The CMA investigation, which began in 2024, after the agency’s receipt of a record-breaking number of comment letters (more than 50,000) after they sought information on whether they should investigate further, did not recommend busting up the big chains – something that became unlikely once the Keir Starmer government moved to a more business-friendly stance.

Instead, the CMA doubled down on transparency, the idea that pet owners could become more educated shoppers.  And, to be clear, it will certainly be helpful, especially to diligent pet owners in non-emergency situations. There’s rarely an easy way for pet owners to compare the price of common services, leaving them even more vulnerable to price gouging. One doesn’t need to pay the highest price out there for, say, a basic pet neuter, after all. This is not a small issue. Here in the States, the consumer group Washington Consumers’ Checkbook has sent out secret shoppers to veterinary clinics a few years back, and they found variations of hundreds of dollars in the cost of basic non-emergency services such as spaying and neutering.

Similarly, forcing clinics to state their true ownership on signage at their premises will reveal to all whether local monopolies exist, and will also put a stop to consumers being tricked into thinking an establishment is a local business when it is not.

But transparency alone is far from a panacea. Not only do many people choose veterinarians primarily based on reputation and convenience, but it is also all but impossible to compare prices in an emergency, when, in my experience, many of the most egregious bills are racked up. The corporate presence is, moreover, particularly prevalent in veterinary specialty services, including emergency care.

The limits of the transparency push become most clear when you consider the proposed fix on veterinary pharmacy sales – that veterinarians need to inform clients that it is possible to buy pet-prescribed meds elsewhere for less money. (They are also limited in how much they can charge for writing the script.)

But the largest pet pharmacies in Britain are subsidiaries of the large veterinary corporations. Consider that Pet Drugs Online is owned by IVC Evidensia, the largest corporate veterinary chain in Europe. CVS Group – a veterinary chain in Great Britain, not related to the United States human healthcare behemoth – owns Animed Direct. VioVet is owned by Pinnacle Pet Group – which, in turn, is backed by JAB Holding Company, the owner of the United States chain National Veterinary Associates. (Compounding the matter: Smaller practices often pay more money for the medications they dispense, meaning that they might need to charge customers more for them, leaving them at a further disadvantage with price-sensitive pet owners.)

As a result, a reform meant to save pet owners money could quite possibly funnel even more money to what I like to call Big Vet, in the view of Dr.
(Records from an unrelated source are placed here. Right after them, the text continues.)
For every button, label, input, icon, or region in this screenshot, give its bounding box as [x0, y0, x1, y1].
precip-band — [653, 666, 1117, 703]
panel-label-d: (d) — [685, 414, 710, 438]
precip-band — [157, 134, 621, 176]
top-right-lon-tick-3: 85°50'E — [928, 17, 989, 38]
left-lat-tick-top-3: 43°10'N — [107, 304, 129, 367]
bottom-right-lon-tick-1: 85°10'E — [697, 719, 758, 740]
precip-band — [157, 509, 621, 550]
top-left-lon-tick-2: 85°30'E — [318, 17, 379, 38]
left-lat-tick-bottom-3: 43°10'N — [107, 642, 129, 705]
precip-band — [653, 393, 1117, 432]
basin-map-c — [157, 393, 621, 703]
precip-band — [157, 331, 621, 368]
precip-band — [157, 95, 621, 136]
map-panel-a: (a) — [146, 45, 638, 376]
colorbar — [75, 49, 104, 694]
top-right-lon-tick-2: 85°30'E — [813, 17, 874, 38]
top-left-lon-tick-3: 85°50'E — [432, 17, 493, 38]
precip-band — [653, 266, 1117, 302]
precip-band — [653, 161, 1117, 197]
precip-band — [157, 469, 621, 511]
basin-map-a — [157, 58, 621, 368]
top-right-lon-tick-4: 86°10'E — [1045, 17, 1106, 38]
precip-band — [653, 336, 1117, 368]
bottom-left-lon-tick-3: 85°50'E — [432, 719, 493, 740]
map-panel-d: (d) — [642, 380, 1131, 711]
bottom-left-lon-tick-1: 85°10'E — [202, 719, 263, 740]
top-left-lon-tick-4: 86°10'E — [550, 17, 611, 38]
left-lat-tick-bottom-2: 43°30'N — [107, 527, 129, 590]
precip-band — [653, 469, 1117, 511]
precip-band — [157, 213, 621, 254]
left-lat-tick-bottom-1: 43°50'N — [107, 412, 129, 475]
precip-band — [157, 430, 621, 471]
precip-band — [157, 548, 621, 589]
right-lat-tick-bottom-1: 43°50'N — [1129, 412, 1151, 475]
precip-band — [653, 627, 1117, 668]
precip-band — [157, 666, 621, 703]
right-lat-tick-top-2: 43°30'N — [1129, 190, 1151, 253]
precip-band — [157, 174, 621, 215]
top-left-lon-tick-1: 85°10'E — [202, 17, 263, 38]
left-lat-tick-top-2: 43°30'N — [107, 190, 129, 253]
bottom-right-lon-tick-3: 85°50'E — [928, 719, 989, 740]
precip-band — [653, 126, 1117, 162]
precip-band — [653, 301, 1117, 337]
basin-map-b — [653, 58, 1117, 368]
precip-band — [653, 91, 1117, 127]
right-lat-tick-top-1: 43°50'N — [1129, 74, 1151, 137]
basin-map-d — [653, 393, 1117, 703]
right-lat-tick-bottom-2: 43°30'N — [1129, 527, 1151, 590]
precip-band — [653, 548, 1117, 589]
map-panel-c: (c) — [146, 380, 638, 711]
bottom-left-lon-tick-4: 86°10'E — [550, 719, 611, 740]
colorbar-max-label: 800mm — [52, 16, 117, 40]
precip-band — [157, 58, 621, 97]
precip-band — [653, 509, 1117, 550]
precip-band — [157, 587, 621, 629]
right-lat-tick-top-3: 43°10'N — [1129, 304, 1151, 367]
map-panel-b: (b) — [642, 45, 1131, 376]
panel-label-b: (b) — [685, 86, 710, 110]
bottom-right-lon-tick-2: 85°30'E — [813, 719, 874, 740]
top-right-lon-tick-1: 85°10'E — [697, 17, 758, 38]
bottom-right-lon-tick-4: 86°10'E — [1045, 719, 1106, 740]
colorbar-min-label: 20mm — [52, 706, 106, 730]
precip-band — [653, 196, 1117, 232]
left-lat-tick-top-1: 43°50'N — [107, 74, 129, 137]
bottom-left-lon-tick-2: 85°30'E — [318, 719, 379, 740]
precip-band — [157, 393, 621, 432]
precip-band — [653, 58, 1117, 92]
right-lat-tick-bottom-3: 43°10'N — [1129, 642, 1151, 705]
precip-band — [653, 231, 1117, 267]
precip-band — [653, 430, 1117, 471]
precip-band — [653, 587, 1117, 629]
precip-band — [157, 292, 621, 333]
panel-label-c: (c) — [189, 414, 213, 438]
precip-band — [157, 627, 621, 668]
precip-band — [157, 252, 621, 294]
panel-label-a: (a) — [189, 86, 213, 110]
Scott Summers at the University of East Anglia’s Norwich Business School and Dr. David Reader at the University of Glasgow’s School of Law, who are currently studying the rapid consolidation of the British veterinary market. They believe the long-term upshot of the regulation could very well be to strengthen the veterinary behemoths the CMA investigation was designed to target, leaving them financially stronger and even more likely to buy up independent clinics.

Regulators would do better by putting a stop to corporate and private equity roll-ups of veterinary clinics by banning non-veterinary professionals from owning them, and conducting a concurrent crackdown on the loopholes that allow them to sidestep such regulation on this side of the pond. We here at Economic Liberties have put together such model legislation. One might say that’s a solution with real bite.

Helaine Olen is Managing Editor at American Economic Liberties Project, author, and a former columnist for The Washington Post.